Pig Iron Theatre Company, a Philadelphia-based ensemble founded by Swarthmore alumni, will present its latest original work, A Period of Animate Existence, in a semi-staged concert Thursday, Sept. 14, at Lang Performing Arts Center. The performance, part of the 2017–18 Cooper Series, will be a “first look” for Swarthmore audiences ahead of the show’s world premiere at Philadelphia’s 2017 Fringe Arts Festival.

Set in the “Sixth Extinction,” an era in which up to 50 percent of living species are at risk of dying off, A Period of Animate Existence brings together actors, a chamber orchestra, and three generations of choirs in a synthesis of music and theater. Children, elders, and machines contemplate the future in a time of dire predictions and rapid technological change.

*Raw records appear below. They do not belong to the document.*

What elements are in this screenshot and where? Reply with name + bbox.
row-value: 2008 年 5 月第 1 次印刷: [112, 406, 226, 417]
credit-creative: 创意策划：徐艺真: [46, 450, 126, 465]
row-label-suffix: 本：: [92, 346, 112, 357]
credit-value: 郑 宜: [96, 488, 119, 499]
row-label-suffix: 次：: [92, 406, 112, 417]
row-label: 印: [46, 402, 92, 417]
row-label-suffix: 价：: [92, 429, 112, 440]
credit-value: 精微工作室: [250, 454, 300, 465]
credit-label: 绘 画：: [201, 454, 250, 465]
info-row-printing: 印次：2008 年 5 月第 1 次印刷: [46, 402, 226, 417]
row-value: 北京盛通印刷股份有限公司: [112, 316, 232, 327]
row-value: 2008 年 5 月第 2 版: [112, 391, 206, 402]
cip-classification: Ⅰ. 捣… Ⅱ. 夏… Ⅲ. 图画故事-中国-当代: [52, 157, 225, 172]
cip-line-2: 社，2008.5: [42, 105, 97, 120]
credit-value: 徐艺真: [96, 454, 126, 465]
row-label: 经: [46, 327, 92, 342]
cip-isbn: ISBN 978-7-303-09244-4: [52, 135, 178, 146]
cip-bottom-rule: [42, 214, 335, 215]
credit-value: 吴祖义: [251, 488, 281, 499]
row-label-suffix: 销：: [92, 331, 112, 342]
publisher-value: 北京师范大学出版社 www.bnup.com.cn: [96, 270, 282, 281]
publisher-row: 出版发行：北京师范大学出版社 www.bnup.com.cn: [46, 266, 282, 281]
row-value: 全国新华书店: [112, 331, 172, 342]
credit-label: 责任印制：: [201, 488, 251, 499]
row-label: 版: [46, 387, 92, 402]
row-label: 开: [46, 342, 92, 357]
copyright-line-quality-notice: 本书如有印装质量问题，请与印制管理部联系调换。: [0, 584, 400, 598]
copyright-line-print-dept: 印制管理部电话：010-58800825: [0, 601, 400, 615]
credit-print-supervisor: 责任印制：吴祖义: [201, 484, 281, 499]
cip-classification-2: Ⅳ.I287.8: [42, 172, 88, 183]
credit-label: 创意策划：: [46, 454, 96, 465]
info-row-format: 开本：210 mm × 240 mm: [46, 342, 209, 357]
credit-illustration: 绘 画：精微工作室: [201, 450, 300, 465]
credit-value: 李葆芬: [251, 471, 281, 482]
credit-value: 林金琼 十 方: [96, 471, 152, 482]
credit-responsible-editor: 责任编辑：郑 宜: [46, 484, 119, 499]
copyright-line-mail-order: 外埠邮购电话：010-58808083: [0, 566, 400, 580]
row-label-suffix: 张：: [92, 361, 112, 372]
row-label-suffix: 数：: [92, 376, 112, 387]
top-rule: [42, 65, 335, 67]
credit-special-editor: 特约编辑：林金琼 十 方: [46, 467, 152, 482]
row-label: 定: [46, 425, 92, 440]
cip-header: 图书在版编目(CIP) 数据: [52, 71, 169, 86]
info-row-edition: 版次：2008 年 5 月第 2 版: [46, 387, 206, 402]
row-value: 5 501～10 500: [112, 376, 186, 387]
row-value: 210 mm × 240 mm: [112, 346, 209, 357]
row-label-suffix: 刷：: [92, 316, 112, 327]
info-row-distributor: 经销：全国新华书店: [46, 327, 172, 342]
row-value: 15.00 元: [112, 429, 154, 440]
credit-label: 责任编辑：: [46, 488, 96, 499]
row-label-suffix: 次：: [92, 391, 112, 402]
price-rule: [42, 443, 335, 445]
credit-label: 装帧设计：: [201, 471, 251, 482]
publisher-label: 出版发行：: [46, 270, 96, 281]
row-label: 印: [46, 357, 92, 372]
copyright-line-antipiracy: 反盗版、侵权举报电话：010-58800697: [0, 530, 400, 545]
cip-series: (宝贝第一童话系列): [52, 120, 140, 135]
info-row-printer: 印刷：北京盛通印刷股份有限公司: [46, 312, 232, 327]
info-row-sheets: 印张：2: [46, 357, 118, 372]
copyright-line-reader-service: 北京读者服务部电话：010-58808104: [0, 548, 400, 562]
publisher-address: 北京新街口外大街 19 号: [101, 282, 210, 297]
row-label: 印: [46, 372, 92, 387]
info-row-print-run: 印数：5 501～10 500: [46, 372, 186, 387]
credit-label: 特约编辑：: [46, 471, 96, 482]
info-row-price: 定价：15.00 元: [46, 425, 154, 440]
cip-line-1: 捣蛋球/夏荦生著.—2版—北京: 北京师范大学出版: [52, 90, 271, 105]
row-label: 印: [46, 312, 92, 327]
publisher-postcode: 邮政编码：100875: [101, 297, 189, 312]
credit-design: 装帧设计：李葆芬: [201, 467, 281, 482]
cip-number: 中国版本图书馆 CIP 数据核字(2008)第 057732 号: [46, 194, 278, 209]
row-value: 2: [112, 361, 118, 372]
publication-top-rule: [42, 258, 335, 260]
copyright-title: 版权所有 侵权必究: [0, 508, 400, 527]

“It is always a delight to come home to Swarthmore, this place of brainy people, ruthless thinkers, and compassionate advocates,” says director Dan Rothenberg ’95, who developed the production with composer Troy Herion and set designer Mimi Lien as artists-in-residence at the Penn Program in the Environmental Humanities. “I imagine the work will be deeply touching for some, and seem immoral and inadequate to others.”

Leading up to the concert, which is free and open to the public, student-actors will conduct live promotions on campus, with tie-ins designed to pique curiosity. Two master classes will complement the performance: “Visual-Music” led by Herion on Tuesday, Sept. 12, and “Measures: Rhythm in Space for Theater-Devisors” led by Rothenberg on Saturday, Sept. 30.

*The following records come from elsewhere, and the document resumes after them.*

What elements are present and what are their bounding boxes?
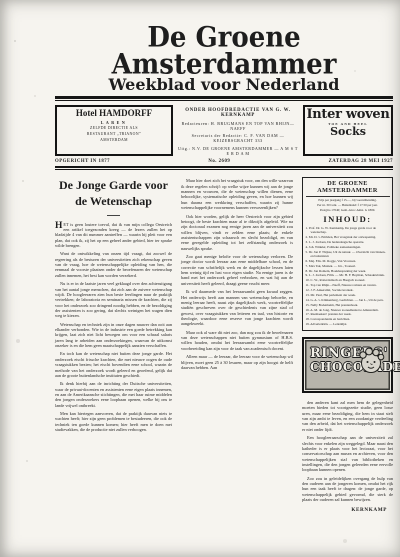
- contents-list: 1. Prof. Dr. G. W. Kernkamp, De jonge ga…: [306, 226, 390, 327]
- hotel-city: LAREN: [58, 120, 170, 125]
- column-3: DE GROENE AMSTERDAMMER Prijs per jaargan…: [302, 177, 393, 512]
- article-paragraph: Zoo zou in geleidelijken overgang de hul…: [302, 476, 393, 503]
- article-paragraph: Ik denk hierbij aan de inrichting der Du…: [55, 381, 172, 408]
- column-1-body: Want de ontwikkeling van onzen tijd vraa…: [55, 251, 172, 432]
- masthead-title: De Groene Amsterdammer: [55, 25, 393, 78]
- article-paragraph: Ook hier worden, gelijk de heer Oestreic…: [181, 214, 293, 252]
- child-face-illustration: [356, 343, 386, 379]
- contents-box-title: DE GROENE AMSTERDAMMER: [306, 180, 390, 197]
- author-signature: KERNKAMP: [302, 507, 393, 513]
- editor-in-chief-line: ONDER HOOFDREDACTIE VAN G. W. KERNKAMP: [178, 108, 298, 118]
- contents-item: 3. L. J. Jordaan, De hedendaagsche opere…: [306, 240, 390, 244]
- article-paragraph: Zoo gaat menige belofte voor de wetensch…: [181, 254, 293, 286]
- publisher-line: Uitg.: N.V. DE GROENE AMSTERDAMMER — A M…: [178, 146, 298, 156]
- column-1: De Jonge Garde voorde Wetenschap HET is …: [55, 177, 172, 512]
- socks-brand-line: Inter woven: [306, 108, 390, 121]
- article-lead-paragraph: HET is geen loutere toeval, dat ik van m…: [55, 222, 172, 249]
- issue-number: No. 2609: [208, 159, 230, 164]
- column-3-body: den anderen kant zal men hem de gelegenh…: [302, 400, 393, 502]
- contents-item: 19. Advertentiën. — Ledenlijst.: [306, 322, 390, 326]
- contents-item: 13. Mr. Paul, Het parlement der week.: [306, 293, 390, 297]
- hotel-line5: AMSTERDAM: [58, 138, 170, 143]
- contents-item: 1. Prof. Dr. G. W. Kernkamp, De jonge ga…: [306, 226, 390, 235]
- article-paragraph: Maar ook al ware dit niet zoo, dan nog z…: [181, 330, 293, 351]
- article-paragraph: Nu is er in de laatste jaren veel geklaa…: [55, 281, 172, 319]
- contents-item: 11. Top van Rhijn—Naeff, Nieuwe romans e…: [306, 283, 390, 287]
- contents-item: 2. Mr. D. v. Embden, Het vraagstuk der o…: [306, 235, 390, 239]
- contents-item: 7. Max Tak, Muziek. — Jrn., Tooneel.: [306, 264, 390, 268]
- scan-noise: [14, 40, 16, 42]
- subscription-info: Prijs per jaargang f 15.—, bij vooruitbe…: [306, 198, 390, 212]
- hotel-name: Hotel HAMDORFF: [58, 109, 170, 119]
- editorial-info: ONDER HOOFDREDACTIE VAN G. W. KERNKAMP R…: [178, 105, 298, 156]
- contents-item: 4. Joh. Winkler, Politieke aanteekeninge…: [306, 245, 390, 249]
- article-paragraph: Ik wil daarmede van het leeraarsambt gee…: [181, 289, 293, 327]
- contents-item: 9. L. J. Jordaan, Film. — Mr. H. F. Heym…: [306, 273, 390, 277]
- article-paragraph: Men kan hiertegen aanvoeren, dat de prak…: [55, 411, 172, 432]
- hotel-line4: RESTAURANT „TRIANON”: [58, 132, 170, 137]
- article-paragraph: den anderen kant zal men hem de gelegenh…: [302, 400, 393, 432]
- founded-label: OPGERICHT IN 1877: [55, 159, 110, 164]
- contents-item: 18. Correspondentie en berichten.: [306, 317, 390, 321]
- subscription-info-line: Per nr. 30 Cent. — Buitenland: f 17.50 p…: [306, 203, 390, 207]
- contents-item: 6. Mej. Elis. M. Rogge, Van Vrouwen.: [306, 259, 390, 263]
- contents-item: 8. Dr. Jan Romein, Boekbespreking der we…: [306, 269, 390, 273]
- article-paragraph: Alleen maar — de leeraar, die leeraar vo…: [181, 354, 293, 370]
- secretary-line: Secretaris der Redactie: C. F. VAN DAM —…: [178, 133, 298, 143]
- article-paragraph: Wetenschap en techniek zijn in onze dage…: [55, 322, 172, 349]
- subscription-info-line: Postgiro 17040; Gem.-Giro: Amst. G 1800.: [306, 208, 390, 212]
- contents-item: 16. A. M. de Jong, Nieuwe tooneelkunst t…: [306, 308, 390, 312]
- article-columns: De Jonge Garde voorde Wetenschap HET is …: [55, 177, 393, 512]
- contents-item: 14. G. A. v. Klinkenberg, Gedichten. — J…: [306, 298, 390, 302]
- contents-item: 12. J. F. Ankersmit, Sociale kroniek.: [306, 288, 390, 292]
- dateline: OPGERICHT IN 1877 No. 2609 ZATERDAG 28 M…: [55, 159, 393, 164]
- article-title: De Jonge Garde voorde Wetenschap: [55, 178, 172, 209]
- issue-date: ZATERDAG 28 MEI 1927: [329, 159, 393, 164]
- contents-item: 15. Nelly Bodenheim, Het prentenboek.: [306, 303, 390, 307]
- column-2-body: Maar hier doet zich het vraagstuk voor, …: [181, 178, 293, 370]
- contents-item: 17. Raemaekers' prenten der week.: [306, 312, 390, 316]
- masthead-rule: [55, 96, 393, 99]
- editors-line: Redacteuren: H. BRUGMANS EN TOP VAN RHIJ…: [178, 121, 298, 131]
- article-paragraph: Maar hier doet zich het vraagstuk voor, …: [181, 178, 293, 210]
- newspaper-page: De Groene Amsterdammer Weekblad voor Ned…: [0, 0, 400, 557]
- dateline-rule-thin: [55, 169, 393, 170]
- dateline-rule: [55, 166, 393, 169]
- masthead-rule-thin: [55, 100, 393, 101]
- article-paragraph: Want de ontwikkeling van onzen tijd vraa…: [55, 251, 172, 278]
- column-2: Maar hier doet zich het vraagstuk voor, …: [181, 177, 293, 512]
- article-paragraph: En toch kan de wetenschap niet buiten de…: [55, 351, 172, 378]
- contents-heading: INHOUD:: [306, 214, 390, 224]
- subscription-info-line: Prijs per jaargang f 15.—, bij vooruitbe…: [306, 198, 390, 202]
- contents-item: 10. C. W., Rotterdamsch en Haagsch toone…: [306, 278, 390, 282]
- hotel-hamdorff-ad: Hotel HAMDORFF LAREN ZELFDE DIRECTIE ALS…: [55, 105, 173, 156]
- contents-item: 5. Dr. Jan P. Thijsse, Uit de natuur. — …: [306, 250, 390, 259]
- interwoven-socks-ad: Inter woven TOE AND HEEL Socks: [303, 105, 393, 156]
- header-strip: Hotel HAMDORFF LAREN ZELFDE DIRECTIE ALS…: [55, 105, 393, 156]
- title-divider: [107, 215, 120, 216]
- contents-box: DE GROENE AMSTERDAMMER Prijs per jaargan…: [302, 177, 393, 331]
- article-paragraph: Een hoogleeraarschap aan de universiteit…: [302, 435, 393, 473]
- hotel-line3: ZELFDE DIRECTIE ALS: [58, 126, 170, 131]
- socks-product-line: Socks: [306, 126, 390, 137]
- ringers-chocolade-ad: RINGERS' CHOCOLADE: [302, 337, 393, 393]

Two book exhibits will also run alongside the event: one at Cornell Science Library featuring sources addressing the Anthropocene and climate change, and a second at Underhill Music & Dance Library highlighting materials about performance art, social change, and Pig Iron’s involvement in Philadelphia. A future McCabe Library exhibit will be curated by Swarthmore’s Materials that Matter class, led by the Lang Center for Civic and Social Responsibility’s Katie Price.

“We’re trying to have not just a performance but a yearlong conversation about the Anthropocene and what we all can do to mitigate the effects that humans are having on the planet,” says Associate Professor of Music Barbara Milewski, who is sponsoring the event in conjunction with the Department of Theater and Environmental Studies. “We want people imagining how we all play a collective role in the issues that matter to us globally, and how we might come together to really act—not just literally on the stage—through our communities.”

Pig Iron will return in the spring to further this conversation, by launching an Ecotopian Toolkit contest at Swarthmore. The brainchild of Bethany Wiggin ’94 and the Penn Program in the Environmental Humanities, the project encourages community members to propose tools for the Anthropocene—the current era of significant human impact on Earth’s ecosystems—and engage in discussions about the proposals.

With 86 performers ages 7 to 81—including a Swarthmore student and several alums—A Period of Animate Existence is shaping up to be the largest production in the Philadelphia region this year, Rothenberg says.

“I urge people to put aside their homework for 90 minutes and come see what we have dreamed up,” he says. “It’s a rare event.”

Watch a video of "Humans" from A Period of Animate Existence.

 

Pig Iron Theater Company, A Period of Animate Existence

Master class: “Visual-Music” with composer Troy Herion
Tuesday, Sept. 12, 4–6 p.m.
Lang Music Building, Lang Concert Hall

Semi-staged concert
Thursday, Sept. 14, 7 p.m.
Lang Performing Arts Center, Pearson–Hall Theatre

Master class: “Measures: Rhythm in Space for Theater-Devisors” with director Dan Rothenberg ’95 Saturday, Sept. 30, 2 p.m.